Constant Step Size Stochastic Gradient Descent for Probabilistic Modeling
This addresses a convergence issue in probabilistic modeling for large datasets, offering a method that improves prediction accuracy in generalized linear models, though it is incremental as it builds on existing stochastic gradient techniques.
The paper tackles the problem of non-convergence in constant-step-size stochastic gradient descent for probabilistic models by proposing to average moment parameters instead of natural parameters. It shows that this approach can lead to better predictions than the best linear model in finite-dimensional cases and always converges to optimal predictions in infinite-dimensional models, with simulations on synthetic and benchmark data.
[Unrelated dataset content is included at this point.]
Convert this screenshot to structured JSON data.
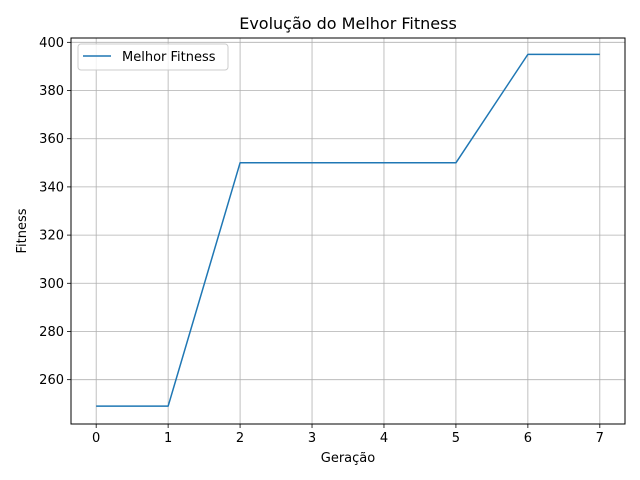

Stochastic gradient methods enable learning probabilistic models from large amounts of data. While large step-sizes (learning rates) have shown to be best for least-squares (e.g., Gaussian noise) once combined with parameter averaging, these are not leading to convergent algorithms in general. In this paper, we consider generalized linear models, that is, conditional models based on exponential families. We propose averaging moment parameters instead of natural parameters for constant-step-size stochastic gradient descent. For finite-dimensional models, we show that this can sometimes (and surprisingly) lead to better predictions than the best linear model. For infinite-dimensional models, we show that it always converges to optimal predictions, while averaging natural parameters never does. We illustrate our findings with simulations on synthetic data and classical benchmarks with many observations.